S.C. Democrats join their colleagues in Charlotte
CHARLOTTE — The day before the Democratic Party gathers here to nominate President Barack Obama for a second term, they threw a street party.
DNC on TV and Web
Live, streaming video coverage on the Web:
http://www.demconvention.com/live/
Today’s network coverage of the Democratic National Convention:
7 p.m.
CNN, MSNBC
8 p.m.
PBS
10 p.m.
WCBD (NBC), WCIV (ABC), WCSC (CBS), Fox News Channel
Many of the 62 delegates from South Carolina joined hundreds of others and regular people from this metro area and beyond for Carolina Fest, a street festival that filled up about 10 blocks of Tryon Street with stages, food and souvenir vendors, protesters and onlookers.
Brady Quirk-Govan, a Charleston investment adviser attending his first convention, said he appreciated the diverse crowd at the event.
“We were walking through, and it looked just like America,” he said.
Alexa Graves, a student from Rock Hill, took some video of an animated protester.
“So far, it’s been entertaining,” she said. “I’m a Democrat, so this is my kind of thing.”
Delegate Kaye Koonce of Charleston spent a little time wandering around the street festival, including a stop by the Google pavilion that featured a car that drives itself.
“I don’t understand how it works, but that’s OK,” she said. “I don’t understand how my television set works either.”
Today, the show shifts inside Time Warner Cable Arena, where first lady Michelle Obama, Rep. Jim Clyburn, D-S.C., and others will address delegates and get down to business.
The issues on the minds of South Carolina delegates — jobs and the economy — probably differ little from what others in the hall will be thinking about, Charleston County Democratic Party Chairman Richard Hricik said.
“Before Barack Obama took office, we were losing jobs at a rate of 600,000 a month,” he said, adding the nation has seen private sector job growth every month for more than two years. “He (Obama) is a success. People say, are you better off than four years ago? Absolutely.”
But Republican National Committeeman Glenn McCall, who lives near Charlotte and visited here Monday to talk to students, had doubts.
“This is the issue: Are Americans better off (than they were before Obama)? And I would say in my family, we have many who are not better off,” he said, noting several of them are looking for jobs, and even he has faced headwinds trying to launch a consulting business.

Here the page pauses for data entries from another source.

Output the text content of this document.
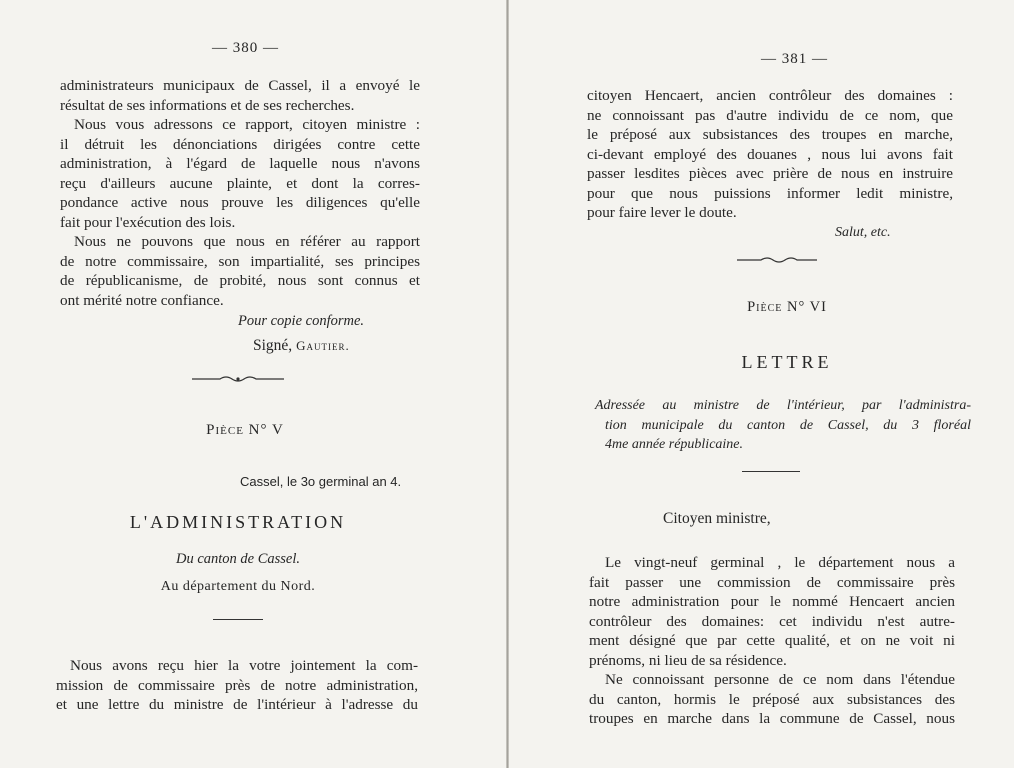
— 380 —
administrateurs municipaux de Cassel, il a envoyé le
résultat de ses informations et de ses recherches.
Nous vous adressons ce rapport, citoyen ministre :
il détruit les dénonciations dirigées contre cette
administration, à l'égard de laquelle nous n'avons
reçu d'ailleurs aucune plainte, et dont la corres-
pondance active nous prouve les diligences qu'elle
fait pour l'exécution des lois.
Nous ne pouvons que nous en référer au rapport
de notre commissaire, son impartialité, ses principes
de républicanisme, de probité, nous sont connus et
ont mérité notre confiance.
Pour copie conforme.
Signé, Gautier.
Pièce N° V
Cassel, le 3o germinal an 4.
L'ADMINISTRATION
Du canton de Cassel.
Au département du Nord.
Nous avons reçu hier la votre jointement la com-
mission de commissaire près de notre administration,
et une lettre du ministre de l'intérieur à l'adresse du
— 381 —
citoyen Hencaert, ancien contrôleur des domaines :
ne connoissant pas d'autre individu de ce nom, que
le préposé aux subsistances des troupes en marche,
ci-devant employé des douanes , nous lui avons fait
passer lesdites pièces avec prière de nous en instruire
pour que nous puissions informer ledit ministre,
pour faire lever le doute.
Salut, etc.
Pièce N° VI
LETTRE
Adressée au ministre de l'intérieur, par l'administra-
tion municipale du canton de Cassel, du 3 floréal
4me année républicaine.
Citoyen ministre,
Le vingt-neuf germinal , le département nous a
fait passer une commission de commissaire près
notre administration pour le nommé Hencaert ancien
contrôleur des domaines: cet individu n'est autre-
ment désigné que par cette qualité, et on ne voit ni
prénoms, ni lieu de sa résidence.
Ne connoissant personne de ce nom dans l'étendue
du canton, hormis le préposé aux subsistances des
troupes en marche dans la commune de Cassel, nous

Delegate Ginny Deerin of Charleston, who ran Mayor Joe Riley’s successful re-election campaign last fall, said the nation is better off than it was four years ago, when its economy appeared to be nearing collapse.
Deerin said delegates and voters across the country want an understanding of what’s next.
“I think people get that things have turned around and that President Obama has pulled the cart out of the ditch,” she said, “but I think they want to know what are the next steps? Where are we going now that we’ve stabilized the patient? I think they’re also looking for some positivity.”
The success of Obama and his slate of convention speakers will decide how motivated South Carolina delegates are to work to elect him — and other Democrats — during the next two months.
Many of them don’t expect to work as much in South Carolina, which is widely expected to go for Republican Mitt Romney, than in North Carolina, which polls show is leaning toward Romney but still could swing into Obama’s column.